Similar to what a certain Mr Efron said:
Hope you don't mind me using the video man, I just loved it so much <3
I wish girls would understand guys better and see why we rarely approach them, this isn't having a dig at girls and I'm not trying to make you seem like the enemy or like the bad one in this situation, not at all.
I'm just trying to help you understand WHY and that for the majority of us, it takes a lot of bravery just to approach you, let alone have a full conversation.
And like this guy states, to the girls who say that they only see players, well that's because they are the ones who are comfortable talking with every girl they find attractive so of course they will be constantly on the move, you have to look for the ones who find it difficult to talk to you, not the ones who are running up to you and every other girl in the area.
Now, I know this will seem like I am being a bit mean to the girls and I want to make it obvious that I do notice that they also put in effort to the relationship side of things but here are just some that guys do that I feel girls brush off even though it takes the majority of us a lot of bravery to do these:
I understand you probably think this is nothing as we are casual with other guys but if we are attracted to you then it is actually certainly more often than not, scary or uncomfortable to approach you and if we do then we are likely to overthink stuff and be very self-conscious of how we come across.
A lot of the time we will be already very uncomfortable just by being that close to you so continuing on to think of conversation material will often result in us saying really awkward stuff like how the weather is and other things you would never of said when you wanted to ask how you were and that you noticed she did something with her hair or that she looks really pretty in the dress she chose to wear today.
Get along with your friends
A lot of the time this has nothing to do with us not wanting to be their friends but rather we are afraid that we will leave a bad impression and make them tell you to avoid the guy so we will get nervous about that thus resulting in us avoiding your friends or at the most having really brief interaction with them.
I know this one seems really "Natural" for guys but actually, knowing or thinking up something we believe you will like is actually difficult believe it or not and although when we flirt we may sound confident, most the time we are internally screaming and regretting everything we said and worried how you will react.
Making the first move
Now, respect to any guy who has got this far before and I hope it went well.
For a guy, this is PROBABLY THE or close to being the scariest thing for him to do because all his love and feelings depend on your response so of course he will be scared.
So next time if a guy confesses to you DO NOT USE THE "You're a nice guy but" card, we only link that with rejection and you trying to avoid us, please elaborate more, please say things like what you like about us and what it is that means we couldn't be together as well as saying you want to stay in contact, it is crushing for a guy if we worked hard to build a friendship then confess only to then have you avoid us after.

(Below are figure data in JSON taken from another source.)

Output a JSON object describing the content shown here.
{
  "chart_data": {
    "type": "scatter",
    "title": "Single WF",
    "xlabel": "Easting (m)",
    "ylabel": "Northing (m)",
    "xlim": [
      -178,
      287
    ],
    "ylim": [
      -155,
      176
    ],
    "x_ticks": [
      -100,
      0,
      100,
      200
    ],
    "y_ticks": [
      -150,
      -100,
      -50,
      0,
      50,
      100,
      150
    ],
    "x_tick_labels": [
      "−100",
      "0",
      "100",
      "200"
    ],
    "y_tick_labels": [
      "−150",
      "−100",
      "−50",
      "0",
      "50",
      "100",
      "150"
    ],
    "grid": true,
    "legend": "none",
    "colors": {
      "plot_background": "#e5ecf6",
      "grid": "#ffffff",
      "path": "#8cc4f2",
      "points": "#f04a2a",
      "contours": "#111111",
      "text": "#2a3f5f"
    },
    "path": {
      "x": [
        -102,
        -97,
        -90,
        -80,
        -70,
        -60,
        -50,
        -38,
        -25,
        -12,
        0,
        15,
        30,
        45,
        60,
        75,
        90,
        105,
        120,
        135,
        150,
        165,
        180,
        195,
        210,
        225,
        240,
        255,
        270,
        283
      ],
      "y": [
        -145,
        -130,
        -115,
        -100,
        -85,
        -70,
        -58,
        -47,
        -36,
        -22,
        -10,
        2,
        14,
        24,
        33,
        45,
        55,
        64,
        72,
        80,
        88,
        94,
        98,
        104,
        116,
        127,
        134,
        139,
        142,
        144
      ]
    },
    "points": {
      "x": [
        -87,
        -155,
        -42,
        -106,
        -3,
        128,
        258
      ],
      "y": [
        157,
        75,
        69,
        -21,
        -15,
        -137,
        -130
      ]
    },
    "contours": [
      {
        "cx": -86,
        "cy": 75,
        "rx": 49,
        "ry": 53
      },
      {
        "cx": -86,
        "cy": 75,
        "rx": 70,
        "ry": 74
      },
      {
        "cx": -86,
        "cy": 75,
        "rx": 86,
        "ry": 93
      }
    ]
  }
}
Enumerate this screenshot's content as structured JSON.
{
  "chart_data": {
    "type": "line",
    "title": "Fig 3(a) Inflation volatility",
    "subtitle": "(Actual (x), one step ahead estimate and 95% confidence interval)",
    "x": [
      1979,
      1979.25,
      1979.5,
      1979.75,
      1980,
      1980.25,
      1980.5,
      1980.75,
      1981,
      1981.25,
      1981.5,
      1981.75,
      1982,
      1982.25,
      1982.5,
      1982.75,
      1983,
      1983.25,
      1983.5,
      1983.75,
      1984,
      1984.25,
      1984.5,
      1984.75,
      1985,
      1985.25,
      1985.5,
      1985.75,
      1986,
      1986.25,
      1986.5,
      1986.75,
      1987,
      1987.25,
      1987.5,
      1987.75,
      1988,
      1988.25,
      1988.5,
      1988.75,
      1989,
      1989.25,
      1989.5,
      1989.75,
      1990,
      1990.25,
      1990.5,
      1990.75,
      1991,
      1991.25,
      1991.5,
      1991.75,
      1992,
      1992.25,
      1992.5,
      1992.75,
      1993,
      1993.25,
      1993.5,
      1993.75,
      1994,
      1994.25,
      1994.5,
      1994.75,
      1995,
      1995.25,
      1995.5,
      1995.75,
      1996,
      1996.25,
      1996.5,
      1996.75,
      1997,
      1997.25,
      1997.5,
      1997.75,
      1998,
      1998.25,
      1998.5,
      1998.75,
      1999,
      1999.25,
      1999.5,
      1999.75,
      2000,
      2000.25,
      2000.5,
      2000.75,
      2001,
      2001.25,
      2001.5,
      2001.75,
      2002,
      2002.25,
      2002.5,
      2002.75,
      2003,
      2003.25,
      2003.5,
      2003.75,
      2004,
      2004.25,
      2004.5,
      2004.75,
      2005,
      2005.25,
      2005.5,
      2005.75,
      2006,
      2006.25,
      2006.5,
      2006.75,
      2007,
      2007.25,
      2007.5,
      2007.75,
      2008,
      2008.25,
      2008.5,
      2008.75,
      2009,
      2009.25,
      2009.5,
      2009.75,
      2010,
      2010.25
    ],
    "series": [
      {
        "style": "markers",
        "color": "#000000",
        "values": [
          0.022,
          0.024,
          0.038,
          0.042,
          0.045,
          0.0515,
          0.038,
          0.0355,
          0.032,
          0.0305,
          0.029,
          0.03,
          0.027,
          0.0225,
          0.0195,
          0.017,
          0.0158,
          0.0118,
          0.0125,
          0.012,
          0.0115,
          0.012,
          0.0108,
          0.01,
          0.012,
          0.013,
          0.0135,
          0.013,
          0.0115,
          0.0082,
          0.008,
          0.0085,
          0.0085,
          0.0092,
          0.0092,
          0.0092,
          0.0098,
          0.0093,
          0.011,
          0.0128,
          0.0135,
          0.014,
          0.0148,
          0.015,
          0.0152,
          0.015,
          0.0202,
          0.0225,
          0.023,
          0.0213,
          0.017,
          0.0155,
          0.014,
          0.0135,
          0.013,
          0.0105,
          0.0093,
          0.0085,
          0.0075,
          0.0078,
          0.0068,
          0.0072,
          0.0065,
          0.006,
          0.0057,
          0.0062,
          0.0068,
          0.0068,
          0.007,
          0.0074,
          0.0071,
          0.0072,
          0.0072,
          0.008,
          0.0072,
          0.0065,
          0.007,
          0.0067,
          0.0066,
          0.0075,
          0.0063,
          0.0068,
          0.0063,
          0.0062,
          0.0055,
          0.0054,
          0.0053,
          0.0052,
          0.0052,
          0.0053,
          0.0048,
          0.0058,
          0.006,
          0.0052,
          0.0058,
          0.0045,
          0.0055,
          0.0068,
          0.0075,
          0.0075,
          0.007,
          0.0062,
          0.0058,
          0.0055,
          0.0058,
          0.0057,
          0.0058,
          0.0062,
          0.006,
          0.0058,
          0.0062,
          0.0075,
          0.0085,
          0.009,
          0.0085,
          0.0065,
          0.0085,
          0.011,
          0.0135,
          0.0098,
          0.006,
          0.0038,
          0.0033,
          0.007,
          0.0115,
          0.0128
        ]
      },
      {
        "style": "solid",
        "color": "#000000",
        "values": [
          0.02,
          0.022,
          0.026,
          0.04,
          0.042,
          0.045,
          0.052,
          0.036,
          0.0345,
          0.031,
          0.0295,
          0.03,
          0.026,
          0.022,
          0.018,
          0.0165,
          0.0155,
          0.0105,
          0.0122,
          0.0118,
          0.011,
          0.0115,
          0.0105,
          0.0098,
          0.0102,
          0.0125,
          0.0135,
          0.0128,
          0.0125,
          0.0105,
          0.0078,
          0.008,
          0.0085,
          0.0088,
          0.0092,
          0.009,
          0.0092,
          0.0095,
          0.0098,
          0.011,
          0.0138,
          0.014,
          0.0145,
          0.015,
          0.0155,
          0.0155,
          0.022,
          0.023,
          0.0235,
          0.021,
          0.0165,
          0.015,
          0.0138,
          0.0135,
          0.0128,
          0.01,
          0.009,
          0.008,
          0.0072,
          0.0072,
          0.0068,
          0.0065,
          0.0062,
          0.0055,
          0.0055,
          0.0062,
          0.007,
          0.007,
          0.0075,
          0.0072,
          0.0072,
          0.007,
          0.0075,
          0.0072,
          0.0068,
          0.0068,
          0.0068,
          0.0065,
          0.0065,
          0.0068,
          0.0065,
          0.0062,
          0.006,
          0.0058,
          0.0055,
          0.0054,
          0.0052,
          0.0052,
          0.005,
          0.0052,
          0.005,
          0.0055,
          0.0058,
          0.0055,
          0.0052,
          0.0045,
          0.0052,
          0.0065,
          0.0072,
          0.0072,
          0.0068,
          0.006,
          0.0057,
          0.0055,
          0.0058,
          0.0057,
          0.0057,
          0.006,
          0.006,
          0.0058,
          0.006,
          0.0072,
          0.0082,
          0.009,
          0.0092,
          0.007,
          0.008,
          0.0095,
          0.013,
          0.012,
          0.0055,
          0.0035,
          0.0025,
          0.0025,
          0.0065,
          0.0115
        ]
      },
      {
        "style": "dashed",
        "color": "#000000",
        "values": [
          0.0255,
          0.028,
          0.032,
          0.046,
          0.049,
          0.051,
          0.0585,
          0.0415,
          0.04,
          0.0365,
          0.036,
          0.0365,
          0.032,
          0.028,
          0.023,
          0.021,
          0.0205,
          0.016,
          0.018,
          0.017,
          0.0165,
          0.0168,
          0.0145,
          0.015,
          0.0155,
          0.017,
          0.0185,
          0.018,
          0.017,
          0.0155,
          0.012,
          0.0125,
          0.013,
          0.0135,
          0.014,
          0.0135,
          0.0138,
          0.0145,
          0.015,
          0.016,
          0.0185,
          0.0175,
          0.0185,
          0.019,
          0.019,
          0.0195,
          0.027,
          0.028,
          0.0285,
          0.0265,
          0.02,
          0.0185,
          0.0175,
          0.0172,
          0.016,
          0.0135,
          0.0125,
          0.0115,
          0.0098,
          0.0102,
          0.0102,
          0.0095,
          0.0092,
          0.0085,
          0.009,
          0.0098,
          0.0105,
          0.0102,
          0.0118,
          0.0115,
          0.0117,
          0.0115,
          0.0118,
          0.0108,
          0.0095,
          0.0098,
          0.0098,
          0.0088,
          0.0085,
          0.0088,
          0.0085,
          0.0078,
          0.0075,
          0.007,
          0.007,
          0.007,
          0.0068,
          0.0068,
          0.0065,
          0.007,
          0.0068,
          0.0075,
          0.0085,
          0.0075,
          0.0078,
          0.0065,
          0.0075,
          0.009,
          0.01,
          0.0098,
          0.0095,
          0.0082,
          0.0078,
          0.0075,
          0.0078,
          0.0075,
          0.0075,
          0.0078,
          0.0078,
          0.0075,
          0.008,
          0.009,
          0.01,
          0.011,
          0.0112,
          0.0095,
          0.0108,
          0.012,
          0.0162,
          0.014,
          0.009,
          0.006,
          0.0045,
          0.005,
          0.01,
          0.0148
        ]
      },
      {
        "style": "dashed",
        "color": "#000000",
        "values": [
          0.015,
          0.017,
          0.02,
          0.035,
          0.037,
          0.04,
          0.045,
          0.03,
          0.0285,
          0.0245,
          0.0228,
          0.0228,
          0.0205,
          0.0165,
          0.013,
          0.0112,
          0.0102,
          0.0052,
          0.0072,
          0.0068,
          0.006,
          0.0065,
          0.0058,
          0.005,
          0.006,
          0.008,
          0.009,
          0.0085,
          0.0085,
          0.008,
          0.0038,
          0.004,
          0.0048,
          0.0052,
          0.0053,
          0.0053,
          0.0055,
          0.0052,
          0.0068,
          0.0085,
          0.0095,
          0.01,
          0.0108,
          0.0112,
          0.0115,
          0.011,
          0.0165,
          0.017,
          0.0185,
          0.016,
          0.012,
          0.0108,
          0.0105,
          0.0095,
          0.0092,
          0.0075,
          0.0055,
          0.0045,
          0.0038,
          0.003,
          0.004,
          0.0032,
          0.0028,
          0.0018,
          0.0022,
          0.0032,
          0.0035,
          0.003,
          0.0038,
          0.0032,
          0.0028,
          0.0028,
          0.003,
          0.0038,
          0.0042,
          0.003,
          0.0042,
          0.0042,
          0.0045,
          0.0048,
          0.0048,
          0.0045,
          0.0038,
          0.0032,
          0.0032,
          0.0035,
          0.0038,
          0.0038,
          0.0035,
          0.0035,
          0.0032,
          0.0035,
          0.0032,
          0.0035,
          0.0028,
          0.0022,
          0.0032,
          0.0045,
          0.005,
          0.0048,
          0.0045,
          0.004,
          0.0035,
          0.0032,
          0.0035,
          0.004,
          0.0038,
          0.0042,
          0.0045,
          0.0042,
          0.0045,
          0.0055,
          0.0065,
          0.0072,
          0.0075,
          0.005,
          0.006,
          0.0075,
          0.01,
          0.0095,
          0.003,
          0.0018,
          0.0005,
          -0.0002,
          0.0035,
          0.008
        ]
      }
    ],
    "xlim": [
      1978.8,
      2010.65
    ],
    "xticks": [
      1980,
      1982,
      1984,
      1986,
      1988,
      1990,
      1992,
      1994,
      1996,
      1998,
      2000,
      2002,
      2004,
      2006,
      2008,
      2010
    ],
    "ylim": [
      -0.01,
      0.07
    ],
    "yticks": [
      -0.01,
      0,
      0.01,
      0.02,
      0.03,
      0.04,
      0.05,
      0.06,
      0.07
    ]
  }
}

I know this doesn't apply to every guy so don't spam my comment section saying that guys in your area aren't like this, this post is for the guys who are brushed away and not noticed when we are trying our hardest, not for the ones who go about dating lots of people yearly or even monthly.
And remember, this is not a hate post on girls, it's to help them further understand us okay?
Welp, I think that's about everything so take care and stay sweet peeps!